Understanding combustion is essential for applications like automobile engines and energy production, where efficient fuel use is vital.

• This reaction is why gasoline is effective for powering vehicles.
• Due to its completeness, this form of combustion minimizes the release of pollutants, like carbon monoxide.

Molar Mass Calculations

Molar mass calculations help us determine the mass of one mole of any given substance, which is critical in stoichiometry. For any compound, the molar mass is the sum of the atomic masses of all atoms in the formula.
In the exercise, octane (\( \mathrm{C}_{8}\mathrm{H}_{18} \)) is considered.
To calculate its molar mass:

• Each carbon atom has an atomic mass of approximately \(12.01 \mathrm{g/mol}\).
• Each hydrogen atom has an atomic mass of approximately \(1.008 \mathrm{g/mol}\).

For octane: \[8 (12.01) + 18 (1.008) = 114.23 \mathrm{g/mol} \] Calculating molar mass allows us to convert grams to moles, providing a bridge to connect mass to molecular quantities. It is a fundamental in determining the amounts of reactants and products in a given chemical reaction.

Mass-to-Mole Conversions

Mass-to-mole conversions are necessary to connect the physical mass of a substance to its quantity in chemical reactions. By using molar mass as a conversion factor, we can switch from grams to moles, making it easier to apply stoichiometry.
For instance, assuming we have a mass of 10.0 grams of octane (\( \mathrm{C}_{8}\mathrm{H}_{18}\)), the conversion to its mole form is as follows: \[\text{moles of } \mathrm{C}_{8}\mathrm{H}_{18} = \frac{10.0 \text{ grams}}{114.23 \text{ } \mathrm{g/mol}} \]The outcome offers the number of moles, a key step to further apply the stoichiometry of the combustion reaction.
This knowledge is practical for scaling reactions for larger or smaller amounts of substances, allowing for precise chemical manufacturing, laboratory experimentation, and resource management.

Chemical Equation Balancing

Chemical equation balancing is an essential skill in stoichiometry; it involves ensuring both sides of a reaction have the same number of each type of atom, reflecting the conservation of mass. In the combustion of octane, balancing the equation highlights the importance of stoichiometric coefficients. In the provided reaction: \[2 \mathrm{C}_{8}\mathrm{H}_{18}(l) + 25 \mathrm{O}_{2}(g) \rightarrow 16 \mathrm{CO}_{2}(g) + 18 \mathrm{H}_{2} \mathrm{O}(g)\]

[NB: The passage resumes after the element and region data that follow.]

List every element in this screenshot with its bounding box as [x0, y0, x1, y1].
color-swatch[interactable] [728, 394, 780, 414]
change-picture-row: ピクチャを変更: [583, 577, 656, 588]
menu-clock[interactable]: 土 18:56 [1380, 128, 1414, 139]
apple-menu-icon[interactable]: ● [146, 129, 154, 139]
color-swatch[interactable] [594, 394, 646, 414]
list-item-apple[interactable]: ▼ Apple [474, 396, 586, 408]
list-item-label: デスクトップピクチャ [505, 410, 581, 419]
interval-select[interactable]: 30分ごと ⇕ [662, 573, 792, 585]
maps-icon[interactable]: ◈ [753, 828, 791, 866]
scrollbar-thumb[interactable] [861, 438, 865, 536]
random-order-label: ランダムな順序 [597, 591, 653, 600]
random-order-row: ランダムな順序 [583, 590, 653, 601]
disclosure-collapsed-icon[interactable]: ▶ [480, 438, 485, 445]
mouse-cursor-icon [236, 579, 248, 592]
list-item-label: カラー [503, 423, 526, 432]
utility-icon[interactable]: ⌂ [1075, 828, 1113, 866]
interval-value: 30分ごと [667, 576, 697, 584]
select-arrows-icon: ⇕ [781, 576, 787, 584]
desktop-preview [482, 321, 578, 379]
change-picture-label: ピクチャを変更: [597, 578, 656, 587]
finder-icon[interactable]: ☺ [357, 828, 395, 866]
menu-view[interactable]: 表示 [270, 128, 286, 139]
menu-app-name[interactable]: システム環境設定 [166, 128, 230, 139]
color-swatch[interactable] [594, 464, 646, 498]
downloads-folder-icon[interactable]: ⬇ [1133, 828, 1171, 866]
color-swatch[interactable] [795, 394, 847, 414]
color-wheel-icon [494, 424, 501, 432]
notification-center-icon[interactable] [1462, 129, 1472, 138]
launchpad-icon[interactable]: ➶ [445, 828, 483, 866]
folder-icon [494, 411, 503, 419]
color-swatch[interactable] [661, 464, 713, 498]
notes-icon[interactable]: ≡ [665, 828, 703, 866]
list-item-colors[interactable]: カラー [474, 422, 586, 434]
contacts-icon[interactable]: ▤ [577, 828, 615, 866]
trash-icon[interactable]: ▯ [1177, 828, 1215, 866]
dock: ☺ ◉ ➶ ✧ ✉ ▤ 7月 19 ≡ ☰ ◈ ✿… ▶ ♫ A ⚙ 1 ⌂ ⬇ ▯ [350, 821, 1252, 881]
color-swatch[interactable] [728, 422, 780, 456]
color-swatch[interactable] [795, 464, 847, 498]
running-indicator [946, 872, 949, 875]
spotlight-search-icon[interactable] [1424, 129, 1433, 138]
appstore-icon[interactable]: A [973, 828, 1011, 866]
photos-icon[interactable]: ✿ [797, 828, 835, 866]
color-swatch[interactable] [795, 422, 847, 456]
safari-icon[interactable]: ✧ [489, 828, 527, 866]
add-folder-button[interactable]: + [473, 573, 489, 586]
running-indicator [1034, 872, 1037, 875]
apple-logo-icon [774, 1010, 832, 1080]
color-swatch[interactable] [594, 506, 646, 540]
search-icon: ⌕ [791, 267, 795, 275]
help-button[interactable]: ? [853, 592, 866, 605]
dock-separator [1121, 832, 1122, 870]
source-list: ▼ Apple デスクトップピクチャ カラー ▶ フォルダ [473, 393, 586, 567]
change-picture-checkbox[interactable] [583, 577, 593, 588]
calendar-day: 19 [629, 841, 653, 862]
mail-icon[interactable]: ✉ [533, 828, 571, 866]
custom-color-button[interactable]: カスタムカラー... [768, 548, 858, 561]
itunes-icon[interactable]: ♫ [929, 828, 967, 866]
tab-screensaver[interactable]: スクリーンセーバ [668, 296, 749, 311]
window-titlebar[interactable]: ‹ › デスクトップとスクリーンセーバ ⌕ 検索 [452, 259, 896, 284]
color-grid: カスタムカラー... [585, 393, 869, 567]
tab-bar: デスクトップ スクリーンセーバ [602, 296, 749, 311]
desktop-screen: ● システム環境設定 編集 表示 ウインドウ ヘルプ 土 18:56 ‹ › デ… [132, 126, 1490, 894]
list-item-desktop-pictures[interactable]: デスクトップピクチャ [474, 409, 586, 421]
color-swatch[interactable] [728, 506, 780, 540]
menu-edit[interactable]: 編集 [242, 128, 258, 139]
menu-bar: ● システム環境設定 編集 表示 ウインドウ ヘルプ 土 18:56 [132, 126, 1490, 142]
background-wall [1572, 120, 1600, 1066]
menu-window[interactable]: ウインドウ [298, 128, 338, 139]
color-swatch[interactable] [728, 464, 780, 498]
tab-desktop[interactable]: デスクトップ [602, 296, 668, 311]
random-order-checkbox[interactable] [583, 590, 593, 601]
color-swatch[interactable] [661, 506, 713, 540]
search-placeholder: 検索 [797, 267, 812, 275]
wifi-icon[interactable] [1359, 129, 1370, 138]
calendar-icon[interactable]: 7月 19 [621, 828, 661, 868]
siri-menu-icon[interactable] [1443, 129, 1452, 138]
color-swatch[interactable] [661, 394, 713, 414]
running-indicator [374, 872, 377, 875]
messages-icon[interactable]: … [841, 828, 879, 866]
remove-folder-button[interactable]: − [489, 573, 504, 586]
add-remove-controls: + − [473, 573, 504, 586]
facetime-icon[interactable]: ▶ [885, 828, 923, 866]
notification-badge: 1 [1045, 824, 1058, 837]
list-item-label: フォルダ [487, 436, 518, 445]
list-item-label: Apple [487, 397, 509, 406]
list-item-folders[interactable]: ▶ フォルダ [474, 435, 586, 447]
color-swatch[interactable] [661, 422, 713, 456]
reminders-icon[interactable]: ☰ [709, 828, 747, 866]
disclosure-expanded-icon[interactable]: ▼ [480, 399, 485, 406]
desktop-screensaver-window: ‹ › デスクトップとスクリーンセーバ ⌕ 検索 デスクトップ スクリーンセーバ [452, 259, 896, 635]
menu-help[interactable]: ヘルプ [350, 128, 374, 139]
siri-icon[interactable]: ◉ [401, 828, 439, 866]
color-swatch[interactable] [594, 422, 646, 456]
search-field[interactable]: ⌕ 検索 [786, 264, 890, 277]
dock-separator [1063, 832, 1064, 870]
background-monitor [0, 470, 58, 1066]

• We see that each element (C, H, and O) has the same number of atoms on both sides of the equation.
• This balance allows us to calculate how much of each reactant is needed and how much product will be generated.

Balancing equations ensures no atoms are lost along the way. It ensures that chemical reactions adhere to the physical laws governing them, a crucial step before performing any real-world or laboratory calculations.